Qinxuan Pan

Constantinos Daskalakis, Qinxuan Pan

We show that $n$-variable tree-structured Ising models can be learned computationally-efficiently to within total variation distance $ε$ from an optimal $O(n \ln n/ε^2)$ samples, where $O(\cdot)$ hides an absolute constant which, importantly, does not depend on the model being learned - neither its tree nor the magnitude of its edge strengths, on which we place no assumptions. Our guarantees hold, in fact, for the celebrated Chow-Liu [1968] algorithm, using the plug-in estimator for estimating mutual information. While this (or any other) algorithm may fail to identify the structure of the underlying model correctly from a finite sample, we show that it will still learn a tree-structured model that is $ε$-close to the true one in total variation distance, a guarantee called "proper learning." Our guarantees do not follow from known results for the Chow-Liu algorithm and the ensuing literature on learning graphical models, including a recent renaissance of algorithms on this learning challenge, which only yield asymptotic consistency results, or sample-inefficient and/or time-inefficient algorithms, unless further assumptions are placed on the graphical model, such as bounds on the "strengths" of the model's edges/hyperedges. While we establish guarantees for a widely known and simple algorithm, the analysis that this algorithm succeeds and is sample-optimal is quite complex, requiring a hierarchical classification of the edges into layers with different reconstruction guarantees, depending on their strength, combined with delicate uses of the subadditivity of the squared Hellinger distance over graphical models to control the error accumulation.

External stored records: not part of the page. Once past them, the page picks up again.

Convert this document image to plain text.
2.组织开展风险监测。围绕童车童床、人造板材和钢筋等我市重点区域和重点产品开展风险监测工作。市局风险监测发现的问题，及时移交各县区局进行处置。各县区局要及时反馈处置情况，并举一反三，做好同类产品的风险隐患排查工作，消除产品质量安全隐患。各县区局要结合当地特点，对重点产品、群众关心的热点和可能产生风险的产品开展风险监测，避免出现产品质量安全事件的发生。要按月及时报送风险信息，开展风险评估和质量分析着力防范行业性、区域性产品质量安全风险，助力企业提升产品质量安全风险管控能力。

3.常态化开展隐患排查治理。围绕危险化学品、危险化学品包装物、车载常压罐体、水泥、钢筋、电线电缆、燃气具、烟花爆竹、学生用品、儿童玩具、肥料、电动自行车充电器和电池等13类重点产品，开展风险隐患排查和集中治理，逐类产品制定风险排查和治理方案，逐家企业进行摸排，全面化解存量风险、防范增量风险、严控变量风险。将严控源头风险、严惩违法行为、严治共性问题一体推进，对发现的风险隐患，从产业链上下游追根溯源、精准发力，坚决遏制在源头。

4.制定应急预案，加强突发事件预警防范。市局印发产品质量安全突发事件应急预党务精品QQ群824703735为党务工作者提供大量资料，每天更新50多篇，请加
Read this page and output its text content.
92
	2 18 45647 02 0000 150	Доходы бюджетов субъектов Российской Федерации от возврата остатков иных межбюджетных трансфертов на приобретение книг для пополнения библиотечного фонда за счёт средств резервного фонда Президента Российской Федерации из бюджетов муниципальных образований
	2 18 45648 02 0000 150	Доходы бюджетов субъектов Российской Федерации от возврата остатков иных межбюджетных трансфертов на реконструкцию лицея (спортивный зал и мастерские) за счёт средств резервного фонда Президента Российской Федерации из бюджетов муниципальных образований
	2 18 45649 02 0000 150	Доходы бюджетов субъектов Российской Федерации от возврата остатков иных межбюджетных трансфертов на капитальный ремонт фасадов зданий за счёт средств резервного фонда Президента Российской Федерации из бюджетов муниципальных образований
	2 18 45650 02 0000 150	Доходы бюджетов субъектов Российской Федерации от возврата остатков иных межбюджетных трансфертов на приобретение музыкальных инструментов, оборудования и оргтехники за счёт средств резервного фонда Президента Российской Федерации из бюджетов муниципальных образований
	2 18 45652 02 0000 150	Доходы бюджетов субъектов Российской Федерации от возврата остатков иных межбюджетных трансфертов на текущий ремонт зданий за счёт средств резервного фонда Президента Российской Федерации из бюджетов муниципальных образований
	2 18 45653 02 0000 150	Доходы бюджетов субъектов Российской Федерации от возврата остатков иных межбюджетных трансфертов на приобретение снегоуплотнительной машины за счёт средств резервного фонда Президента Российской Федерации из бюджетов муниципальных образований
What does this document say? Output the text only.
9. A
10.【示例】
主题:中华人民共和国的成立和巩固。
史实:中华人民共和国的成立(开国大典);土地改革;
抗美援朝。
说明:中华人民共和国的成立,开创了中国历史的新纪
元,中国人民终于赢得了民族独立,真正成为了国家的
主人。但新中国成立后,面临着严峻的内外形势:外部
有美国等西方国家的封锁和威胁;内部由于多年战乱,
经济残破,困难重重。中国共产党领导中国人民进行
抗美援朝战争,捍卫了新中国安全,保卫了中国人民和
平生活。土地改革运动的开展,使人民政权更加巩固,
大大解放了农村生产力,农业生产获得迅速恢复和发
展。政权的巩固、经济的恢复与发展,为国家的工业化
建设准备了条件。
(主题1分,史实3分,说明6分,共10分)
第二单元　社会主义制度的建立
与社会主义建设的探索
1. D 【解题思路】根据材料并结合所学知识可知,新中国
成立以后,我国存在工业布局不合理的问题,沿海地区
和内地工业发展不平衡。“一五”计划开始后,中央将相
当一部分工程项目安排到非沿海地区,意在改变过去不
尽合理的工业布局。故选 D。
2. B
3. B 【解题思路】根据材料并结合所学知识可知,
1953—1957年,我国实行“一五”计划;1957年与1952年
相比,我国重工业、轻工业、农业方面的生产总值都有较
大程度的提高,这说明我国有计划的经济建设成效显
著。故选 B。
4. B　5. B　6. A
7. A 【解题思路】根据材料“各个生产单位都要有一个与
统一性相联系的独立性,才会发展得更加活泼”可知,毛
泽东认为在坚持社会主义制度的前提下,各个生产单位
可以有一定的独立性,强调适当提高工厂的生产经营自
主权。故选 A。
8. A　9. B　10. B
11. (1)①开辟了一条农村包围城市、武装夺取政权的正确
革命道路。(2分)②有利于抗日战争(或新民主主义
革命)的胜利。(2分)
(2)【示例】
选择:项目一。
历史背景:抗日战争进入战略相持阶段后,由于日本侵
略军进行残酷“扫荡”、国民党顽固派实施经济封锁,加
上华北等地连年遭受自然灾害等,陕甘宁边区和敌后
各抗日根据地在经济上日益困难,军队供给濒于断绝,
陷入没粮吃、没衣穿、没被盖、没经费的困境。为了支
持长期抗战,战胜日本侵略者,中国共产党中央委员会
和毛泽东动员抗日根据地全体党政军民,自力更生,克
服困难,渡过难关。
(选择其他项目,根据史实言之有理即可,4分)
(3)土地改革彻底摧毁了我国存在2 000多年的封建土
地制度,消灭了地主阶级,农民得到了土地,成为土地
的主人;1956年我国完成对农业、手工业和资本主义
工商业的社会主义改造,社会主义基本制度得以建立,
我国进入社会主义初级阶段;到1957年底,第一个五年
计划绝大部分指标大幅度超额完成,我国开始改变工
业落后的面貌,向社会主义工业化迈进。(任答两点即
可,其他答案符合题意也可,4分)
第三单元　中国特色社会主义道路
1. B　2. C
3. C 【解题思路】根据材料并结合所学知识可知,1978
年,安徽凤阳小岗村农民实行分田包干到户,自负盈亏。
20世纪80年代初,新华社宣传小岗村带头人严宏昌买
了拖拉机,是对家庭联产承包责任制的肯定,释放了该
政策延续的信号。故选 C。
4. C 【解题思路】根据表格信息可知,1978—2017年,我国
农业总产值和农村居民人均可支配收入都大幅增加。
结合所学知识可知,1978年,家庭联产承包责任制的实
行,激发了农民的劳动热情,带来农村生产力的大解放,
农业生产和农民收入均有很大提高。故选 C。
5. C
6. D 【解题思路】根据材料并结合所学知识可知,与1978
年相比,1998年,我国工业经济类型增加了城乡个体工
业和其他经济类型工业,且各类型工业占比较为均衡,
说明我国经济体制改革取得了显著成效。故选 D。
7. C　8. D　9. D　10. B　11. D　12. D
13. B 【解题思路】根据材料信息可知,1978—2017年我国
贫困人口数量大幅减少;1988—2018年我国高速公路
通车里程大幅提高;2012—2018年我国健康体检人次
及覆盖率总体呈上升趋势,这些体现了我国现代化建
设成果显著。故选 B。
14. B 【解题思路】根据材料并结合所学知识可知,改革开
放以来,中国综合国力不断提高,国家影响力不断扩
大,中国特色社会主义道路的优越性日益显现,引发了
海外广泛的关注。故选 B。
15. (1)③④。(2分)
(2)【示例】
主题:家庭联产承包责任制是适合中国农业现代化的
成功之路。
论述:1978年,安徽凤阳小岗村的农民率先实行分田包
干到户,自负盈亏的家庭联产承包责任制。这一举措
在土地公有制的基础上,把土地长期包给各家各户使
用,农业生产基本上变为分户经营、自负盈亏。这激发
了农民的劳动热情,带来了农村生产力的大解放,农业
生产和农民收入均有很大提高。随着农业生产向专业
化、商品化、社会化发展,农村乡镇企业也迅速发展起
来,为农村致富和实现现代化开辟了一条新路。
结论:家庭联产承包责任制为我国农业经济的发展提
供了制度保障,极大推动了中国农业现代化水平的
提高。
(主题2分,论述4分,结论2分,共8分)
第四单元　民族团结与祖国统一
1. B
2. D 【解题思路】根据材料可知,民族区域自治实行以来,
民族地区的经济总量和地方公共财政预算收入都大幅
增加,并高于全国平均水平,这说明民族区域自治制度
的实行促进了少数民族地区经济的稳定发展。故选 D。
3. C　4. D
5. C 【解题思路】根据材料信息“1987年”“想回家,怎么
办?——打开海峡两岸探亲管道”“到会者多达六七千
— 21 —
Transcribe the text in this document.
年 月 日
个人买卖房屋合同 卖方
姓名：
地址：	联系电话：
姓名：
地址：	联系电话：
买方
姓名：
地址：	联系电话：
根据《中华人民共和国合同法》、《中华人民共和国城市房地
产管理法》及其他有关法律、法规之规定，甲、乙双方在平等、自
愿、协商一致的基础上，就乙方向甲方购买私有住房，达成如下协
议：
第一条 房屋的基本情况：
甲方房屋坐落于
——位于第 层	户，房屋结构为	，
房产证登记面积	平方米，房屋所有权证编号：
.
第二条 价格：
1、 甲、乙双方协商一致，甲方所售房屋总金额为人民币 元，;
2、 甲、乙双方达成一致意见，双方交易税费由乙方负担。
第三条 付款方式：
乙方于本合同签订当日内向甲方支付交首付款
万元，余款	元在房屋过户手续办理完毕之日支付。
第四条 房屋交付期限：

Constantinos Daskalakis, Qinxuan Pan

We show that the square Hellinger distance between two Bayesian networks on the same directed graph, $G$, is subadditive with respect to the neighborhoods of $G$. Namely, if $P$ and $Q$ are the probability distributions defined by two Bayesian networks on the same DAG, our inequality states that the square Hellinger distance, $H^2(P,Q)$, between $P$ and $Q$ is upper bounded by the sum, $\sum_v H^2(P_{\{v\} \cup Π_v}, Q_{\{v\} \cup Π_v})$, of the square Hellinger distances between the marginals of $P$ and $Q$ on every node $v$ and its parents $Π_v$ in the DAG. Importantly, our bound does not involve the conditionals but the marginals of $P$ and $Q$. We derive a similar inequality for more general Markov Random Fields. As an application of our inequality, we show that distinguishing whether two Bayesian networks $P$ and $Q$ on the same (but potentially unknown) DAG satisfy $P=Q$ vs $d_{\rm TV}(P,Q)>ε$ can be performed from $\tilde{O}(|Σ|^{3/4(d+1)} \cdot n/ε^2)$ samples, where $d$ is the maximum in-degree of the DAG and $Σ$ the domain of each variable of the Bayesian networks. If $P$ and $Q$ are defined on potentially different and potentially unknown trees, the sample complexity becomes $\tilde{O}(|Σ|^{4.5} n/ε^2)$, whose dependence on $n, ε$ is optimal up to logarithmic factors. Lastly, if $P$ and $Q$ are product distributions over $\{0,1\}^n$ and $Q$ is known, the sample complexity becomes $O(\sqrt{n}/ε^2)$, which is optimal up to constant factors.